A LENDA DO AÇAÍ DE IGARAPÉ-MIRI

Ilustração: Railson Wallace

No Brasil, muito antes de Cabral por aqui chegar, existia uma tribo indígena que vivia muito feliz. Itaoca era um índio que sonhava tornar-se guerreiro, e chegava a hora de fazer os seus testes.

Jovem belo, de força invejável, calmo e bondoso, tinha a pele queimada pelo sol, que mostrava um moreno com bastante brilho. Seus olhos e cabelos eram negros como noites sem lua. Itaoca havia resistido a todas as provas para se tornar guerreiro.

O abraço das “tataíras”, uma das mais dolorosas provas, deixou marcas profundas no guerreiro.

Essa prova era realizada na presença dos pais e demais jovens da aldeia. Todos sentados no chão, de frente para o candidato, em silêncio profundo, assistiam a tudo, bebendo sumo de ervas que os embriagava. O chefe da tribo ordena que o jovem candidato seja amarrado com Envira forte em um tronco fino, com os braços e as pernas presos, deixando-o totalmente imóvel no tronco. Seu peito descoberto de qualquer proteção recebe um milharós com mamangabas e tataíras. A dor é indescritível, mas o jovem terá que suportar a prova, desde o nascer do sol até seu poente. De vez em quando, um membro da tribo abandona a roda onde está sentado observando e vai ao milharós agitá-lo. Com esse gesto, as tataíras voltam a enfiar seus ferrões no peito do candidato que se contorce em dor, sem emitir nenhum som. Logo o candidato não suporta e desmaia. Balbucia algumas palavras ao retornar, sem gemer sequer, para não perder a prova.

Quando o sol começa a se pôr, os observadores do no guerreiro dançam e gritam, anunciando a vitória do candidato. Então, o cacique juntamente com alguns jovens vai até o candidato e o levam para sua oca. 

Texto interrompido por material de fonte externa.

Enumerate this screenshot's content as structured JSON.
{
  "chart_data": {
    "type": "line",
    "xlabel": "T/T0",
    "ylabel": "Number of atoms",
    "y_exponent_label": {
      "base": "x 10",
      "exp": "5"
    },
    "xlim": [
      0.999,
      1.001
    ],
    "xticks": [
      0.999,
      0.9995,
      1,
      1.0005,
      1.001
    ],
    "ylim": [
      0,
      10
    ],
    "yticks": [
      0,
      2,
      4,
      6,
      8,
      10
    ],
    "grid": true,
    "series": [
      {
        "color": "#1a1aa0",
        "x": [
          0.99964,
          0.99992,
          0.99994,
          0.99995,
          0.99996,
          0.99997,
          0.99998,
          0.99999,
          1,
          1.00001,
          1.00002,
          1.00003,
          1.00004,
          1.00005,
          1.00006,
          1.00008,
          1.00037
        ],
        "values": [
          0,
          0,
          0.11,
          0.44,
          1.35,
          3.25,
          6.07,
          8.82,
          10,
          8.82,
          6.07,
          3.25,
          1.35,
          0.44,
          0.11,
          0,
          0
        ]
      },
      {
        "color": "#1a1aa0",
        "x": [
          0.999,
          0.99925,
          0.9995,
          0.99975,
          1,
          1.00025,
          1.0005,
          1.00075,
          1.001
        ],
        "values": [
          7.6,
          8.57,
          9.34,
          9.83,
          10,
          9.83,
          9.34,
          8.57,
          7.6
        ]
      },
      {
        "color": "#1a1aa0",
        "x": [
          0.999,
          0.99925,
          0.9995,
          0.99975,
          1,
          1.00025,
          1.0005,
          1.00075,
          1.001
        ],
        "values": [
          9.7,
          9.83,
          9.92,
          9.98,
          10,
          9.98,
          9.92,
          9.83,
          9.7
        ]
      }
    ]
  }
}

Sendo cuidado por seus pais, passa sete dias comendo e bebendo bastante, sem ver e falar com ninguém que não seja seus pais e irmãos.

Itaoca passou também pela prova das ferozes abelhas, mas o mergulho do poraquê foi mais doloroso. Nessa prova, o candidato terá que lutar com um enorme poraquê, quando muitos morrem por não suportar o choque liberado pelo peixe. Os dois rolam pelo fundo do igarapé, observados pelo chefe e juízes. O forte Itaoca vence mais essa prova.

Uma particularidade destacava Itaoca de seus irmãos de tribo: e passava horas em igarapés.

Chegou o dia de Itaoca ser apresentado ao seu povo como grande guerreiro. Seu peito, braços e mãos, marcados pelas ferradas ainda sangravam, mesmo assim o guerreiro foi apresentado à tribo.

Todos dançavam ao som do boré e dos tambores feitos de troncos de árvores com couro de animais. Mais de cem índios, todos nus, usavam colares, brincos e penachos coloridos de grande beleza. Cantavam e dançavam, esperando o grande guerreiro chegar.

Jovens índias, de 16 a 20 anos, idade do casamento das mulheres da tribo, também espreitavam pelas fendas das suas ocas. Cinco belas jovens estavam à disposição do novo guerreiro, que após passar três noites e três dias com elas, agora ele teria que caçar para alimentar aquela que seria sua esposa. Mas Itaoca preferiu partir e buscar sua esposa em outra tribo.

Depois de muito andar mata à dentro, Itaoca encontra uma nova aldeia. Era uma tribo Caraíba dos Mutuãs do rio Jamundá. Itaoca fora bem recebido pelo cacique daquela tribo, pois o seu guerreiro estava à beira da morte. Certo dia, o guerreiro estava à beira de uma cacimba, quando conheceu uma linda jovem. Era Jaci, a filha única do morubixaba. Por sua beleza, era bastante cortejada por guerreiros que ali passavam. O cruel e temido Iruçu preparava-se para as provas em uma tribo vizinha, era um jovem muito mau, e por não obter sucesso ao tentar conquistar Jaci, jurava matar todos que dela se aproximassem. Suas juras eram como castigo para o resto da vida.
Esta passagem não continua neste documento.